Counting geodesics on expander surfaces
Benjamin Dozier, Jenya Sapir
TL;DR
The paper investigates the structure of long closed geodesics on expander hyperbolic surfaces of large genus, proving that almost all geodesics with length above $c\sqrt{g}\log g$ are non-simple and that almost all with length above $c g(\log g)^2$ are filling. By transferring Margulis' counting approach to low length scales via flow boxes and employing a uniform spectral gap to obtain effective mixing and multiple mixing, the authors derive an effective prime geodesic theorem and robust global counts from local box-counts. This framework yields sharp bounds on the prevalence of simple geodesics and establishes filling as the typical behavior for sufficiently long geodesics.

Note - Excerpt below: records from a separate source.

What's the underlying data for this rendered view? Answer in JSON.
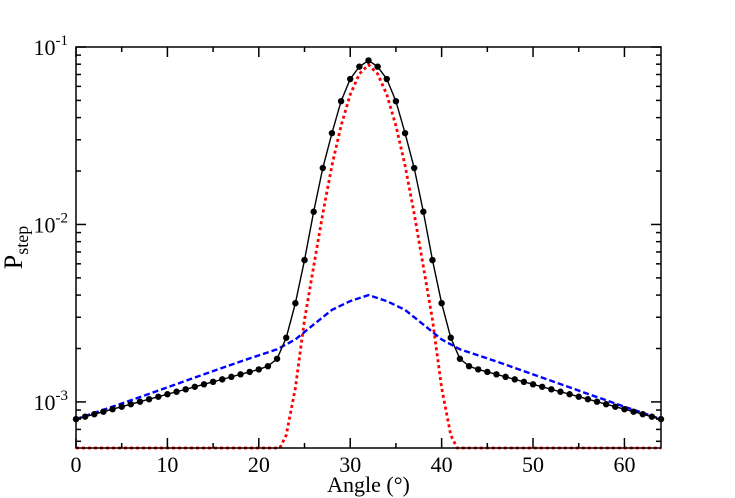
{
  "chart_data": {
    "type": "line",
    "title": "",
    "xlabel": "Angle (°)",
    "ylabel": {
      "main": "P",
      "sub": "step"
    },
    "xlim": [
      0,
      64
    ],
    "ylim": [
      0.00055,
      0.1
    ],
    "yscale": "log",
    "grid": false,
    "legend": "none",
    "x_ticks": [
      0,
      10,
      20,
      30,
      40,
      50,
      60
    ],
    "y_ticks": [
      {
        "value": 0.001,
        "base": "10",
        "exp": "-3"
      },
      {
        "value": 0.01,
        "base": "10",
        "exp": "-2"
      },
      {
        "value": 0.1,
        "base": "10",
        "exp": "-1"
      }
    ],
    "series": [
      {
        "color": "#000000",
        "style": "solid-with-markers",
        "x": [
          0,
          1,
          2,
          3,
          4,
          5,
          6,
          7,
          8,
          9,
          10,
          11,
          12,
          13,
          14,
          15,
          16,
          17,
          18,
          19,
          20,
          21,
          22,
          23,
          24,
          25,
          26,
          27,
          28,
          29,
          30,
          31,
          32,
          33,
          34,
          35,
          36,
          37,
          38,
          39,
          40,
          41,
          42,
          43,
          44,
          45,
          46,
          47,
          48,
          49,
          50,
          51,
          52,
          53,
          54,
          55,
          56,
          57,
          58,
          59,
          60,
          61,
          62,
          63,
          64
        ],
        "y": [
          0.0008,
          0.000826,
          0.000853,
          0.000881,
          0.00091,
          0.00094,
          0.000971,
          0.001003,
          0.001036,
          0.00107,
          0.001105,
          0.001141,
          0.001178,
          0.001217,
          0.001257,
          0.001298,
          0.00134,
          0.001384,
          0.00143,
          0.001476,
          0.001525,
          0.00159,
          0.00175,
          0.0023,
          0.0036,
          0.0063,
          0.0118,
          0.0208,
          0.0327,
          0.0495,
          0.066,
          0.0775,
          0.084,
          0.0775,
          0.066,
          0.0495,
          0.0327,
          0.0208,
          0.0118,
          0.0063,
          0.0036,
          0.0023,
          0.00175,
          0.00159,
          0.001525,
          0.001476,
          0.00143,
          0.001384,
          0.00134,
          0.001298,
          0.001257,
          0.001217,
          0.001178,
          0.001141,
          0.001105,
          0.00107,
          0.001036,
          0.001003,
          0.000971,
          0.00094,
          0.00091,
          0.000881,
          0.000853,
          0.000826,
          0.0008
        ]
      },
      {
        "color": "#0000ff",
        "style": "dashed",
        "x": [
          0,
          4,
          8,
          12,
          16,
          18,
          20,
          22,
          24,
          26,
          28,
          30,
          32,
          34,
          36,
          38,
          40,
          42,
          44,
          46,
          48,
          52,
          56,
          60,
          64
        ],
        "y": [
          0.0008,
          0.00094,
          0.00111,
          0.001315,
          0.001555,
          0.00169,
          0.00183,
          0.00198,
          0.00225,
          0.00273,
          0.0033,
          0.0037,
          0.004,
          0.0037,
          0.0033,
          0.00273,
          0.00225,
          0.00198,
          0.00183,
          0.00169,
          0.001555,
          0.001315,
          0.00111,
          0.00094,
          0.0008
        ]
      },
      {
        "color": "#ff0000",
        "style": "dotted",
        "x": [
          0,
          20,
          22.3,
          23,
          24,
          25,
          26,
          27,
          28,
          29,
          30,
          31,
          32,
          33,
          34,
          35,
          36,
          37,
          38,
          39,
          40,
          41,
          41.7,
          44,
          64
        ],
        "y": [
          0.00055,
          0.00055,
          0.00055,
          0.00065,
          0.0012,
          0.0029,
          0.0058,
          0.0115,
          0.0215,
          0.036,
          0.054,
          0.0705,
          0.0795,
          0.0705,
          0.054,
          0.036,
          0.0215,
          0.0115,
          0.0058,
          0.0029,
          0.0012,
          0.00065,
          0.00055,
          0.00055,
          0.00055
        ]
      }
    ]
  }
}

The results apply to Weil-Petersson random surfaces, random covers, and Brooks-Makover random surfaces, and the techniques bridge graph-based counting with geometric flow dynamics, providing tools for analyzing random high-genus hyperbolic surfaces with uniform spectral gaps.
Abstract
We study properties of typical closed geodesics on expander surfaces of high genus, i.e. closed hyperbolic surfaces with a uniform spectral gap of the Laplacian. Under an additional systole lower bound assumption, we show almost every geodesic of length much greater than $\sqrt{g}\log g$ is non-simple. And we prove almost every closed geodesic of length much greater than $g (\log g)^2$ is filling, i.e. each component of the complement of the geodesic is a topological disc. Our results apply to Weil-Petersson random surfaces, random covers of a fixed surface, and Brooks-Makover random surfaces, since these models are known to have uniform spectral gap asymptotically almost surely. Our proof technique involves adapting Margulis' counting strategy to work at low length scales.